If you really need to increase your swap capacity, then those 2 GiB won’t get you very far, and then 4 GiB would be the recommended minimum. However, I would personally advise 8 GiB if you’re going to be playing with virtual machines.
That all said, I don’t really understand why you’ve opted to use a swap file, rather than a dedicated swap partition, which is a lot easier to set up and also takes away some of the obstacles that come with swap files.
A swap partition doesn’t have any filesystem on it, because the kernel accesses the raw storage blocks directly. With a swap file, the kernel accesses the storage blocks directly as well, but it has to pass though the filesystem layer in order to locate the swap file, which itself resides on a filesystem. Furthermore, in order for the kernel to be able directly access those storage blocks, the filesystem may not apply any performance-enhancing tricks that it would apply to common other files, such as compression or (in the event of btrfs) copy-on-write.
The better way is to create a dedicated swap partition. But if you want to go with a swap file instead and you don’t understand the basics, then best is to let the installer take care of it.
But for the record, I believe that the installer does allow you to set another size than 512 MiB, although I could be wrong about that ─ it has been ages since I installed Manjaro on this machine, because I’ve been seamlessly updating/upgrading the system ever since.
I thought it was needed to change something… Good to know in this case I don’t need.
I won’t use hibernation, but yeah, Manjaro recommends at least the bare minimum 4 GB of RAM. I’ve chosen swapfile because it’s more easy to manage and remove, modify, disable if I want to do while using swap on partition, it’s more complicated to change the size or remove totally the swap without affecting other partitions.
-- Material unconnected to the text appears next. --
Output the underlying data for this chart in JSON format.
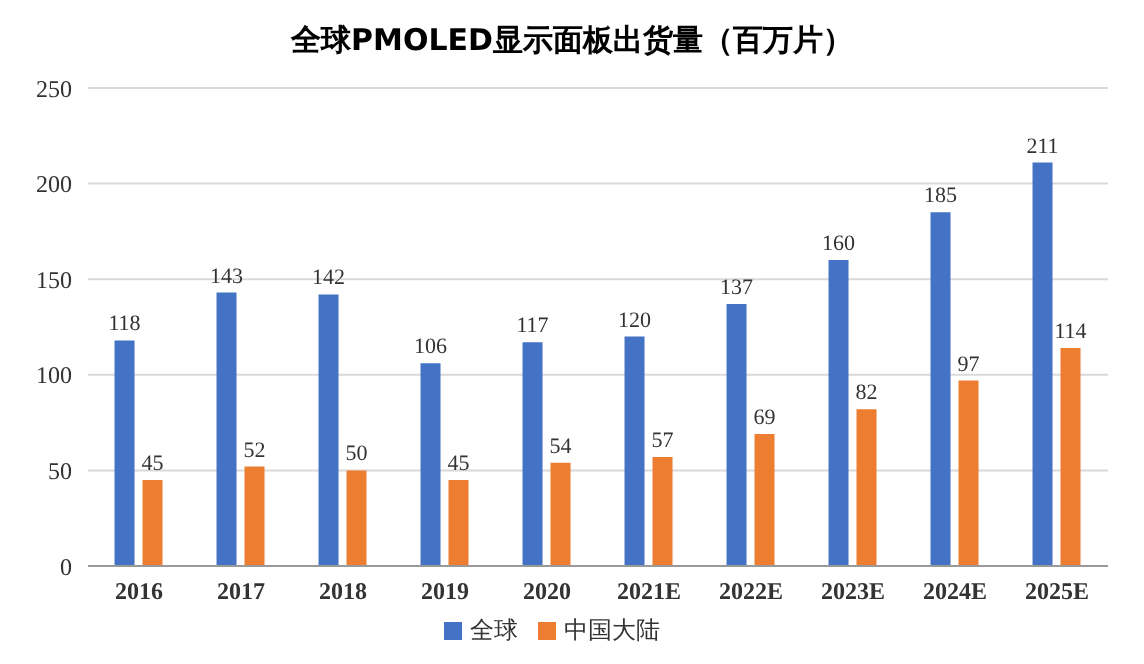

Using swapfile seems more comfortable and flexible. About performance, for what I’ve seen there is no much difference between the two, especially on newest SSDs, even the order of partitions doesn’t matter anymore. I’m using EXT4.
I’ve already explained why I decided to use swapfile instead of swap partition.
The automatic partition doesn’t let you choose the swapfile size, only for partition, it created for me 512 MB (not sure if it does for all ppl).